Utwór, np. grafika – logo, może być chronione jednocześnie przez prawo autorskie i prawo znaków towarowych. Parodia tego utworu może być legalna z punktu widzenia prawa autorskiego, ale łamać to drugie. Dlatego każdą sprawę należy ocenić indywidualnie.

Podsumowanie

Parodia znaku towarowego nie zawsze stanowi naruszenie prawa. Dopuszczalne jest użycie zarejestrowanego oznaczenia w celach artystycznych, edukacyjnych lub satyrycznych. Niedozwolone będzie natomiast wykorzystywanie sparodiowanego cudzego znaku w swoim własnym znaku towarowym albo też w reklamie oferowanych produktów, czyli w celach zawodowych i zarobkowych,  do wskazania pochodzenia towarów lub usług.
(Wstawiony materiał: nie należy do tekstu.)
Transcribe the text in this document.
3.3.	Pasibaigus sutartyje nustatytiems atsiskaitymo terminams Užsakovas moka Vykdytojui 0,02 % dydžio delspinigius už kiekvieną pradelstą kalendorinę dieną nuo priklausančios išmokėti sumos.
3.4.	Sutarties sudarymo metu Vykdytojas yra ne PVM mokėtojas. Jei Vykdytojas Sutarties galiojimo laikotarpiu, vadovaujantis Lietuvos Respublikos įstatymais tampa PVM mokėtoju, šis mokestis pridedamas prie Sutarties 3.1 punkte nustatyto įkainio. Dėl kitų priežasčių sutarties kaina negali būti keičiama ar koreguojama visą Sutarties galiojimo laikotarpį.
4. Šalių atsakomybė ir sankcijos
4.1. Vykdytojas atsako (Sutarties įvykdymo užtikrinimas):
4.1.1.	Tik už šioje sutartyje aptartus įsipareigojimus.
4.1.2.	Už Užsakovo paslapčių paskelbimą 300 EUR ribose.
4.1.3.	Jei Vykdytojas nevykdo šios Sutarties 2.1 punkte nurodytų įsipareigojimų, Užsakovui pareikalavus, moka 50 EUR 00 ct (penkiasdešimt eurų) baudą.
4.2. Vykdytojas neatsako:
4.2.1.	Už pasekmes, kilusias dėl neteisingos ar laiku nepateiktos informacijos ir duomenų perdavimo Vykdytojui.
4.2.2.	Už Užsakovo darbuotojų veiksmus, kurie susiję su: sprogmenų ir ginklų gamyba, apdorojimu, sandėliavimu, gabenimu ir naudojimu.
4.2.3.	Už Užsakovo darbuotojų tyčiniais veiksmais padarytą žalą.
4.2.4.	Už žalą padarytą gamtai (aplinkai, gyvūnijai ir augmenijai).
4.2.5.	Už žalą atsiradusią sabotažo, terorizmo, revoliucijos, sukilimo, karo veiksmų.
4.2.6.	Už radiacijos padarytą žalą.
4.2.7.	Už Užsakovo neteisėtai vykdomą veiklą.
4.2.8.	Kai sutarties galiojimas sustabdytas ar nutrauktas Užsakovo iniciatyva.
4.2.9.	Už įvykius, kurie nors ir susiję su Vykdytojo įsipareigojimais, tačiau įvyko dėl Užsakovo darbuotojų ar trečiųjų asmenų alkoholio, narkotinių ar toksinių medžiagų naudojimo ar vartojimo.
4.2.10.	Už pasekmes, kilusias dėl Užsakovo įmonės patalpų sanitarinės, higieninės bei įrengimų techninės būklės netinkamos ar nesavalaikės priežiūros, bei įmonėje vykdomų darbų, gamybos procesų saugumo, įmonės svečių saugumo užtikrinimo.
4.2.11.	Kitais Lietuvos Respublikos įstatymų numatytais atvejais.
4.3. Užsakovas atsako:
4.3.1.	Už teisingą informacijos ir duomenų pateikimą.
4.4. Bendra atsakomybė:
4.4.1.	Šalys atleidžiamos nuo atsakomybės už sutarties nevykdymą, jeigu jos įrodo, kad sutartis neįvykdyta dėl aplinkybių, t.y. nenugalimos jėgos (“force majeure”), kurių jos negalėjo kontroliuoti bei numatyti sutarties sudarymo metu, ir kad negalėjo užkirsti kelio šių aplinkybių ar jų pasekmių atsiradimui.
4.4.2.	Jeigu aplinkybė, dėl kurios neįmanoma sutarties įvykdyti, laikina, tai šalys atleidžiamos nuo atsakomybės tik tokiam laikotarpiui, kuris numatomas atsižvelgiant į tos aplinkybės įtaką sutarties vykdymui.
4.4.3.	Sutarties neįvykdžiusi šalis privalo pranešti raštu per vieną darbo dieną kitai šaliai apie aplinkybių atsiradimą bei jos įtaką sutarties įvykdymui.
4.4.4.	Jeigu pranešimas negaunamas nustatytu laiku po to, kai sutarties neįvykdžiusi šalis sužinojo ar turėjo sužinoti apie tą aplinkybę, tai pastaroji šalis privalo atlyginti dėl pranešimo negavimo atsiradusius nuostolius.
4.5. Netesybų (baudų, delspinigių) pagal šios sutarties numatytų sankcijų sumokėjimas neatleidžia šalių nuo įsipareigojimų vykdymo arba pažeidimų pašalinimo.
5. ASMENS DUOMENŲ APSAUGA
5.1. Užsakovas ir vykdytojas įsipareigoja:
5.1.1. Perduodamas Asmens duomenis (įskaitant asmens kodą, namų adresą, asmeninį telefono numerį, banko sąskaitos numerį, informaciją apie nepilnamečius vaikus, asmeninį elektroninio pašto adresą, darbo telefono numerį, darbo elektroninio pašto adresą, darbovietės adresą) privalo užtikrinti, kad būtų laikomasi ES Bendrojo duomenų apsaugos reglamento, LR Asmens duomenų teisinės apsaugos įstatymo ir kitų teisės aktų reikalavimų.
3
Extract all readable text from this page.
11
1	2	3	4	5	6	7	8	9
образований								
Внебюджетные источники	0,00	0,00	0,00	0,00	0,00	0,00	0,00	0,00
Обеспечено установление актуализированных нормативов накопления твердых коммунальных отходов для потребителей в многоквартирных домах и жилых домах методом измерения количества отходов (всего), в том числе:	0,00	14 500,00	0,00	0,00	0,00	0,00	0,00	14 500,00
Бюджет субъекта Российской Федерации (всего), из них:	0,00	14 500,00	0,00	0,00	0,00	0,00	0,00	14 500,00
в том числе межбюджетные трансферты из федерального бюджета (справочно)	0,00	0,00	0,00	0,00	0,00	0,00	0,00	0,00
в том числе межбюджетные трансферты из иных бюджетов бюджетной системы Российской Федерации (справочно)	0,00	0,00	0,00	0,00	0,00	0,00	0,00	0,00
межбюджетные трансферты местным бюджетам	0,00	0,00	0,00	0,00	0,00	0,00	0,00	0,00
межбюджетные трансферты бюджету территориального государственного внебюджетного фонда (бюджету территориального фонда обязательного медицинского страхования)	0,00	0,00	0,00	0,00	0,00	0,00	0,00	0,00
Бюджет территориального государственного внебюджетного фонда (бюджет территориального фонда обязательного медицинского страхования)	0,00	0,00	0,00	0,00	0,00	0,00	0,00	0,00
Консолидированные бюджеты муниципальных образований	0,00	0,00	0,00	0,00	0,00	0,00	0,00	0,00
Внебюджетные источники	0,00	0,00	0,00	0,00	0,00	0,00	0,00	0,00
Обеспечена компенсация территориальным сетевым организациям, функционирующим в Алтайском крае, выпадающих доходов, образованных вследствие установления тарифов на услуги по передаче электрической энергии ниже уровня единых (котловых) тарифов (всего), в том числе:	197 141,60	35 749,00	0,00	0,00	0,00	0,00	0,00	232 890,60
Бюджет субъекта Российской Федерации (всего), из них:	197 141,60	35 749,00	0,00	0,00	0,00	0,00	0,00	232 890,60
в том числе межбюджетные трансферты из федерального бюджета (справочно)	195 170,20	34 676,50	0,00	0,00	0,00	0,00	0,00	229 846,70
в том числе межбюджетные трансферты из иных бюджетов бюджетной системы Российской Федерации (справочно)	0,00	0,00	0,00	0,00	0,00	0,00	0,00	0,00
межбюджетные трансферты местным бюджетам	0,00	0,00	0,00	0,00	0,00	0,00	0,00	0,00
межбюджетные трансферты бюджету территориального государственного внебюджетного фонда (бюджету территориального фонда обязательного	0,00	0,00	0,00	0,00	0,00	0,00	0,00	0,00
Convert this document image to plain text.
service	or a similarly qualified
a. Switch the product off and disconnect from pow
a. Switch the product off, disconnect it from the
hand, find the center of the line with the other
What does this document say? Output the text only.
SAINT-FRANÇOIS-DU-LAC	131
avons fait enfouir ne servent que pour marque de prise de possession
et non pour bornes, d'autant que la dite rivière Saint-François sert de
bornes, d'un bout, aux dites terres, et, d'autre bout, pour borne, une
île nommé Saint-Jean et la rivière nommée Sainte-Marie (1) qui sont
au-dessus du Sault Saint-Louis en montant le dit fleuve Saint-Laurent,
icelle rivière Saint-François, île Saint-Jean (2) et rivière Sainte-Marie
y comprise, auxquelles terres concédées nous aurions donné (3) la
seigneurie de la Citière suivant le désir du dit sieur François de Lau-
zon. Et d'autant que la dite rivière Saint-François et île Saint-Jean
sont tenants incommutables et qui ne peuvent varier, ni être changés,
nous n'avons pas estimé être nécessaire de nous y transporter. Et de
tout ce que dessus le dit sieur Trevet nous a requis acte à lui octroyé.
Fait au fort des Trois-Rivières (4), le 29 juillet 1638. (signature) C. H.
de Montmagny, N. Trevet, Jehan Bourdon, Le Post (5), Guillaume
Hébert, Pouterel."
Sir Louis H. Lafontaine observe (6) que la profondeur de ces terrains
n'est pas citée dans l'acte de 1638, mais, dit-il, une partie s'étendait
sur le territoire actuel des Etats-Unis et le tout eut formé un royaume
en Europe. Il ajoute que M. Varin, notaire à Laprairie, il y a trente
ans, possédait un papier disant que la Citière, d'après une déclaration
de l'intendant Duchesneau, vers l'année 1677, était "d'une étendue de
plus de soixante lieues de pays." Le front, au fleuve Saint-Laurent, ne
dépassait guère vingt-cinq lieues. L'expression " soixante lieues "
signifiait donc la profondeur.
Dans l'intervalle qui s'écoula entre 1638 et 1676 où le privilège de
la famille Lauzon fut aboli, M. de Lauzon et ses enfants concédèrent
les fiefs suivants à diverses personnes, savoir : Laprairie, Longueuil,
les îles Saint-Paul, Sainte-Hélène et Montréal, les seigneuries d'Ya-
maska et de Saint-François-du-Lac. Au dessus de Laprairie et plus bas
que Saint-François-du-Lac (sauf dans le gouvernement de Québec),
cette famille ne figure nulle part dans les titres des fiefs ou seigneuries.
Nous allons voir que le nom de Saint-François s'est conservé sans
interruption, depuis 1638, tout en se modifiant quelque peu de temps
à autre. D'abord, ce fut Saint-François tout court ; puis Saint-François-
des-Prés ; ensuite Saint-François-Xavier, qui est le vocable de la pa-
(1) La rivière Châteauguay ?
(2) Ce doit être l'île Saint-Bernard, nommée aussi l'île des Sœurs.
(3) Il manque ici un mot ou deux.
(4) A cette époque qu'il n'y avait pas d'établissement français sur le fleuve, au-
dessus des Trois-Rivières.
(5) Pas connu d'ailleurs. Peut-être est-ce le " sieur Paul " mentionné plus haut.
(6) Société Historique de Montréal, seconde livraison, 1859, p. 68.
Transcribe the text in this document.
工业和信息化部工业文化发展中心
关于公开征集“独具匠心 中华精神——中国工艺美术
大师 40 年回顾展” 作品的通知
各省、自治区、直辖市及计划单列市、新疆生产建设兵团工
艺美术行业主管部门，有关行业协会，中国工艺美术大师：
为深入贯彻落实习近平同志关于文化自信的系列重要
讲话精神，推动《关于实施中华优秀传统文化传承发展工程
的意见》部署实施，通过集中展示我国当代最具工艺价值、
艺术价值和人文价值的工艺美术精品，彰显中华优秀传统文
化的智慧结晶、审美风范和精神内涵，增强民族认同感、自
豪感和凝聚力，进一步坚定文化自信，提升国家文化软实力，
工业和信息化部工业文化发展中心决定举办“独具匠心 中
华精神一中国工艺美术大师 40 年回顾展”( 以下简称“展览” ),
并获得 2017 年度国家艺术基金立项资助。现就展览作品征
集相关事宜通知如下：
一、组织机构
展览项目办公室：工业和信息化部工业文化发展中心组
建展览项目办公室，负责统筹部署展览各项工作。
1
Należy pamiętać, że nieuprawnione sparodiowanie cudzego znaku towarowego może prowadzić do zakazu jego używania, usunięcia oznaczenia z produktów, wycofania towarów z obrotu, zasądzenia odszkodowania, wydania bezpodstawnie uzyskanych korzyści czy złożenia publicznych przeprosin. Z tych przyczyn przed publikacją lub wprowadzeniem na rynek każdą parodię znaku towarowego warto ocenić nie tylko pod kątem kreatywności, lecz także zgodności z prawem.

autor: Natalia Basałaj, radca prawny, Kancelaria Hansberry Tomkiel

 

Podstawa prawna:

  • Art. 29¹ Ustawy z 4 lutego 1994 r. o prawie autorskim i prawach pokrewnych (Dz.U.2023.1162).
  • Art. 129, 130, 148 - 156 Ustawy z 30 czerwca 2000 r. Prawo własności przemysłowej (Dz.U.2023.1224).
  • Art. 8 ust. 1 lit. b, art. 9 ust. 2 lit. c), art. 8 ust. 5 Rozporządzenia Parlamentu
  • Europejskiego i Rady (UE) 2017/1001 z 14 czerwca 2017 r. w sprawie znaku towarowego Unii Europejskiej (Dz.U.L154.16.6.2017).
  • Art. 10 i art. 1 Protokołu nr 1 do Europejskiej Konwencji Praw Człowieka (Dz.U.1993.61.284);
  • Art. 17 ust. 2 Karty praw podstawowych Unii Europejskiej (Dz.Urz.UE.C 2012.326,391).